Surveillance markets would appear to be growing steadily, even as stories leak out about the U.S. Air Force’s insect-sized drones with spying capabilities. What these and other unmanned aerial vehicles (UAVs) provide are full capabilities to perform surveillance around the world—and even on any domestic targets, as required. Of course, what may not be quite so obvious about these expanding surveillance capabilities is the accompanying need to process the data from all those subjects, and this could be quite a bit of data.

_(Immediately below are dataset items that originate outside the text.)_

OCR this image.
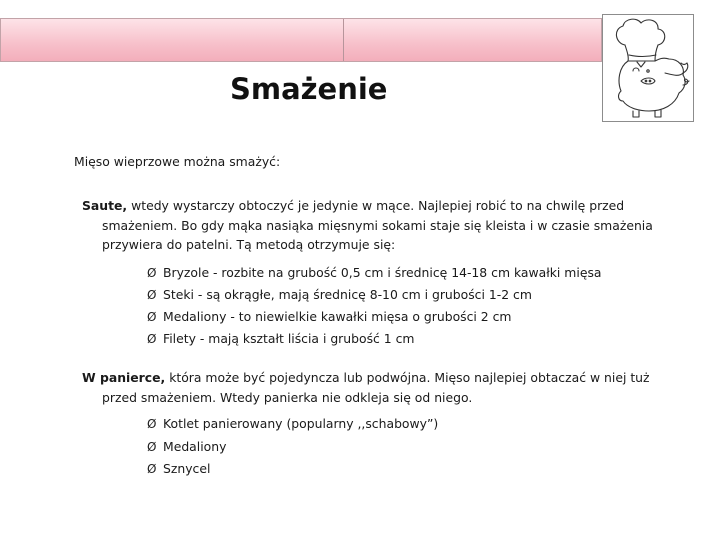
Smażenie
Mięso wieprzowe można smażyć:
Saute, wtedy wystarczy obtoczyć je jedynie w mące. Najlepiej robić to na chwilę przed
smażeniem. Bo gdy mąka nasiąka mięsnymi sokami staje się kleista i w czasie smażenia
przywiera do patelni. Tą metodą otrzymuje się:
Ø Bryzole - rozbite na grubość 0,5 cm i średnicę 14-18 cm kawałki mięsa
Ø Steki - są okrągłe, mają średnicę 8-10 cm i grubości 1-2 cm
Ø Medaliony - to niewielkie kawałki mięsa o grubości 2 cm
Ø Filety - mają kształt liścia i grubość 1 cm
W panierce, która może być pojedyncza lub podwójna. Mięso najlepiej obtaczać w niej tuż
przed smażeniem. Wtedy panierka nie odkleja się od niego.
Ø Kotlet panierowany (popularny ,,schabowy”)
Ø Medaliony
Ø Sznycel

Both government and private users are projecting futures where surveillance is commonplace—and even a way of life—due to the large number of miniature drones with detection devices for capturing audio and video information on a person of interest. Any activities that present security concerns will undoubtedly be accompanied by these little spies, thus ensuring that a financial deal is above board, a contract is upheld, and so forth (not to mention what such surveillance drones may mean to married life).
For example, DARPA wants micro aerial vehicles (MAVs) that can hide in plain sight and perform surveillance as if they were insects. And the Air Force is rumored to be working with the University of Pennsylvania, School of Engineering, as well as private industry, on the design and development of its own miniature drones.
But in addition to being processed and stored efficiently, this spy data must be managed securely, so as to protect whatever privacy might be left for an individual. With regard to this growing private-sector surveillance market, several business opportunities immediately present themselves: Larger and more efficient solid-state memory devices represent one, with software capable of filtering and managing data being another. The data must also be protected from “prying eyes,” especially in sensitive matters where legal decisions and courtrooms may be involved.
As noted before, the potential amount of data from future surveillance activities is enormous. Details concerning any event or activity captured as a result of these activities can appear suspicious if taken out of context. As a result, meaningful data from surveillance activities will also require additional data that establishes a context for the captured information. All this will create the need for larger, more efficient data storage devices, faster computers, and software written to find meaning in all of the data captured as a result of surveillance, whether for commercial, industrial, or military reasons.
Having a need for surveillance in this world is unfortunate. But since there is a need, it should be performed as honestly and effectively as possible. Such a task can be greatly aided by advances in computers, memory, and software.